El discurso económico oficial subió de tono en las últimas semanas. A los críticos se les acusa de deshonestidad intelectual y simultáneamente se emprende una campaña machacona para afirmar categóricamente que ya terminó la ``emergencia económica'' -eufemismo empleado para no llamar por su nombre a la crisis. Gracias a la política aplicada, los fundamentos de la estabilidad financiera estarían prácticamente garantizados y nos encontraríamos en medio de una vigorosa recuperación. Un dato es enarbolado por los estrategas de la economía como el símbolo de su victoria: la reposición numérica de los empleos que fueron sacrificados mientras duró la ``emergencia'' y, sobre todo, la creación adicional de cerca de medio millón de nuevos puestos de trabajo.
Entre los diversos indicadores que pudieran utilizarse para proclamar victoria, el del empleo es uno de los más discutibles.
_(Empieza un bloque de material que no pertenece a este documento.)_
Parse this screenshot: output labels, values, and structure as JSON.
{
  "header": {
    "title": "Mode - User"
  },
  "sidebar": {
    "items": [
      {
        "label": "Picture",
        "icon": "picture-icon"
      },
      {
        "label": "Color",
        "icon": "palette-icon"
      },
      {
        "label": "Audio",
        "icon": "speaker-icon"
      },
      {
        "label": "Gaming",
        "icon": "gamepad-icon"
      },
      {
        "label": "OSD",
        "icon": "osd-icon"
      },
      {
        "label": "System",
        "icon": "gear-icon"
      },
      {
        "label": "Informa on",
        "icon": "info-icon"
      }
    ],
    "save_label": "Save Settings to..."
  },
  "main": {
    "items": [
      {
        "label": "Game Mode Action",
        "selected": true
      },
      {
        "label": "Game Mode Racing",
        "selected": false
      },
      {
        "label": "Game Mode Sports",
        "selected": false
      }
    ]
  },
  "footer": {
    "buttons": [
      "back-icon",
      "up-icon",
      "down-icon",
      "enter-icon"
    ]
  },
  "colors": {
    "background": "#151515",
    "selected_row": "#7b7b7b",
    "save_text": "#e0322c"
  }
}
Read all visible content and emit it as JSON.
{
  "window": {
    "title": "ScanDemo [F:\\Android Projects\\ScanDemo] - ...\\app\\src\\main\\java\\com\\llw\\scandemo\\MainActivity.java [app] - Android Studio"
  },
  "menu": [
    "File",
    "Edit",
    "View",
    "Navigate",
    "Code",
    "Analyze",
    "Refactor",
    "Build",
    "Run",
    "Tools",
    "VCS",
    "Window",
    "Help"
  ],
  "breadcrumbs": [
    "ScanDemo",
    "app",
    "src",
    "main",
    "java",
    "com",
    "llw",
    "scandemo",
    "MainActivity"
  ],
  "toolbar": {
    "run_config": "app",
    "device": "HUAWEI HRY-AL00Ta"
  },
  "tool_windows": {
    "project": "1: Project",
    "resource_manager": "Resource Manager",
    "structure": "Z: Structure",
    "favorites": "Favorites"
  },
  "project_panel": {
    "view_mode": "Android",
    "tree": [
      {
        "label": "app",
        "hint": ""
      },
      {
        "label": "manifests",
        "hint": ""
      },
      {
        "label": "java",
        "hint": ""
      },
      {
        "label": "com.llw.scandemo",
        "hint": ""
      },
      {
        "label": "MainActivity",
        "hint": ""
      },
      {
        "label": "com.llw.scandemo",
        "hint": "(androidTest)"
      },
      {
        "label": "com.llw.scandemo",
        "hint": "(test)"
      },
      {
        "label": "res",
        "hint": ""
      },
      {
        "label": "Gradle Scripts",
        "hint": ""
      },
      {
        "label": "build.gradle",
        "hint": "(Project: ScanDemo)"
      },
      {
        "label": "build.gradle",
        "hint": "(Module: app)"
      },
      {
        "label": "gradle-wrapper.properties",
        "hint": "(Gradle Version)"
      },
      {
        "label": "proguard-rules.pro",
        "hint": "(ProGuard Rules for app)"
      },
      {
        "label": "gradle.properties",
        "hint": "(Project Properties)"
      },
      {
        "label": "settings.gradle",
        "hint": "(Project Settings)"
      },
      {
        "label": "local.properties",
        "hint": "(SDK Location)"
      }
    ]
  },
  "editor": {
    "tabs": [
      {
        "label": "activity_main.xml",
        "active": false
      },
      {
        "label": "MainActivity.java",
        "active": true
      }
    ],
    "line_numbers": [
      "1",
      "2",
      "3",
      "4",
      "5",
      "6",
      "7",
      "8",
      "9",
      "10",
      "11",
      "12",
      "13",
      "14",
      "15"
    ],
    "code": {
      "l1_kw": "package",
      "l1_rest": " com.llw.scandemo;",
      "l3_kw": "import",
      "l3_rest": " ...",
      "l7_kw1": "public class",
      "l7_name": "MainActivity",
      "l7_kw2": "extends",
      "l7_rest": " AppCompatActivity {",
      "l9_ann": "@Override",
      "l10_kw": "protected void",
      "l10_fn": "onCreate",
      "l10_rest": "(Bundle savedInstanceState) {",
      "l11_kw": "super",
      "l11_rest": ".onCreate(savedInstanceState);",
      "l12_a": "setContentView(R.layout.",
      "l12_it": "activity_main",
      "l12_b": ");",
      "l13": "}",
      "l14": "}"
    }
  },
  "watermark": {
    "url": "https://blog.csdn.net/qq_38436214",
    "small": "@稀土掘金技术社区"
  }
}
Así lo sugiere una variedad de razones. Como ya lo hizo ver en estas mismas páginas Alejandro Nadal, las cifras de creación de empleo cambian radicalmente de significado si el punto de comparación es el déficit acumulado en este terreno y no, como se hace en el discurso gubernamental, el nivel más bajo de la crisis. Este punto es por sí mismo relevante en el análisis de las tendencias del mercado de trabajo, pero además es muy pertinente a la luz de una particular circunstancia política: la crisis que provocó la desaparición de más de medio millón de empleos en 1995 no fue un accidente, sino el resultado de una estrategia económica de la que el actual gobierno no sólo es corresponsable sino también continuador. Esta estrategia económica se empezó a aplicar en la segunda mitad de la década pasada y apenas es necesario añadir que las figuras mayores del actual gobierno formaron parte del ``grupo compacto'' que la diseñó e inició su ejecución. Uno de los fracasos más grandes de la citada estrategia se ubica precisamente en el terreno del empleo.
Dados el crecimiento y la estructura de edades de la población mexicana, entre 1985 (cuando comenzó a implantarse el proyecto ``modernizador'') y 1994 (cuando estábamos en la antesala de la crisis) debieron crearse alrededor de once millones de nuevos puestos de trabajo. Con ello se habría mantenido el nivel de empleo existente a principios de la década pasada, y nada más; la desocupación abierta y el subempleo de aquella época, que ya constituían el mayor problema socioeconómico de México, habrían mantenido, en consecuencia, sus magnitudes relativas. Sin embargo, en el marco de la política económica ``modernizadora'' sólo se crearon durante todo ese periodo un total aproximado de un millón y medio de nuevos empleos. Como resultado de este fracaso, unos 9 millones de personas en edad de trabajar no tuvieron posibilidades de encontrar una colocación productiva en la economía formal.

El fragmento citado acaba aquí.